Vallejo Police Department [link]

"'Cash in' raises questions", letter by Gary W. Smith of Vallejo to the editor of "Vallejo Times-Herald", published 2014-07-01 [http://www.timesheraldonline.com/letterstotheeditor/ci_26069982/vallejo-times-herald]:
The story in Sunday's Times-Herald ("Cash in") raises serious questions about management in the City of Vallejo. The standard work year is 2,280 hours. How did a police corporal add 2,400 hours of overtime rates, totaling 4,480 hours, and it not trigger red flags throughout all levels of Vallejo's city management? It immediately stirred the payroll management curiosity from my experience:
• Experienced City Manager Dan Keen didn't know. Why didn't he?
• Who approved the overtime?
• Where was the City Payroll Department review for "unusual activity" which might be unauthorized or criminally malfeasant?
• Is there no "audit report" trigger in city payroll such that "out of the ordinary" expenses are exposed, reviewed and authenticated?
• Where was the "budget busting expense" of the overtime being reviewed by the city's fiscal department, which should have triggered budget forecast adjustments at periodic financial reviews with the city manager, department managers, the mayor and the city council?
• Where is the morality of allowing an individual to become accustomed to a level of pay that is extravagant and not normal — or is it?

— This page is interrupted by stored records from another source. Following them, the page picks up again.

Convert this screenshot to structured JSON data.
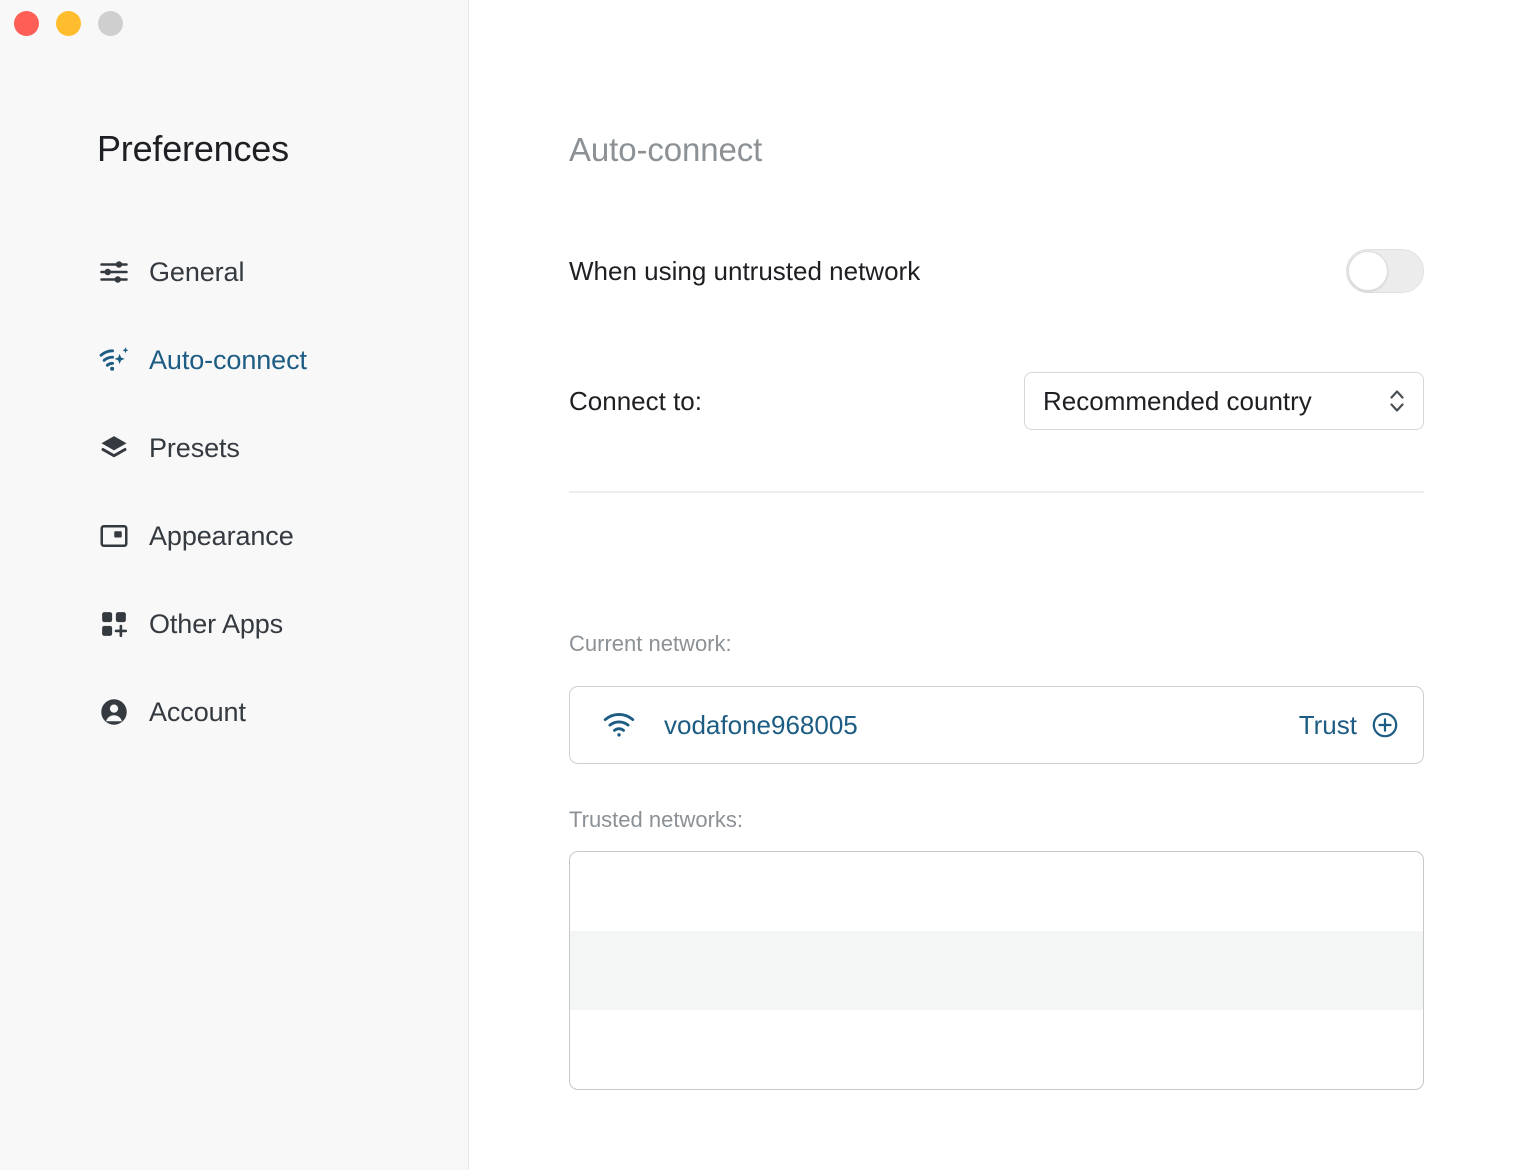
{
  "window": {
    "controls": [
      {
        "name": "close",
        "color": "#ff5e56"
      },
      {
        "name": "minimize",
        "color": "#ffbd2e"
      },
      {
        "name": "zoom",
        "color": "#cfcfcf"
      }
    ]
  },
  "sidebar": {
    "title": "Preferences",
    "items": [
      {
        "label": "General",
        "icon": "sliders-icon",
        "active": false
      },
      {
        "label": "Auto-connect",
        "icon": "wifi-sparkle-icon",
        "active": true
      },
      {
        "label": "Presets",
        "icon": "layers-icon",
        "active": false
      },
      {
        "label": "Appearance",
        "icon": "window-panel-icon",
        "active": false
      },
      {
        "label": "Other Apps",
        "icon": "grid-plus-icon",
        "active": false
      },
      {
        "label": "Account",
        "icon": "person-circle-icon",
        "active": false
      }
    ]
  },
  "main": {
    "title": "Auto-connect",
    "untrusted_network": {
      "label": "When using untrusted network",
      "toggle_state": "off"
    },
    "connect_to": {
      "label": "Connect to:",
      "selected": "Recommended country",
      "options": [
        "Recommended country"
      ]
    },
    "current_network": {
      "label": "Current network:",
      "ssid": "vodafone968005",
      "action_label": "Trust"
    },
    "trusted_networks": {
      "label": "Trusted networks:",
      "items": []
    }
  },
  "colors": {
    "accent": "#1d5c83",
    "muted_text": "#8c9195",
    "body_text": "#1d1f22",
    "sidebar_bg": "#f8f8f9",
    "row_alt_bg": "#f4f6f6"
  }
}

We elect officials to expend tax funds responsibly. City management must have an "order of operation" that exposes potential mismanagement within weeks — not years. We still seem to be, post-bankruptcy, in a "reading-it-in-the-news" phase of management problems in Vallejo. In the real world, overtime is a short-term fix. This Times-Herald article shows that bankruptcy provided no change in how this city works — it doesn't work and it didn't learn anything!
This is your money, Mr. and Mrs. Taxpayer. You should be selfish about how it is spent, outraged and demanding accountability — I am!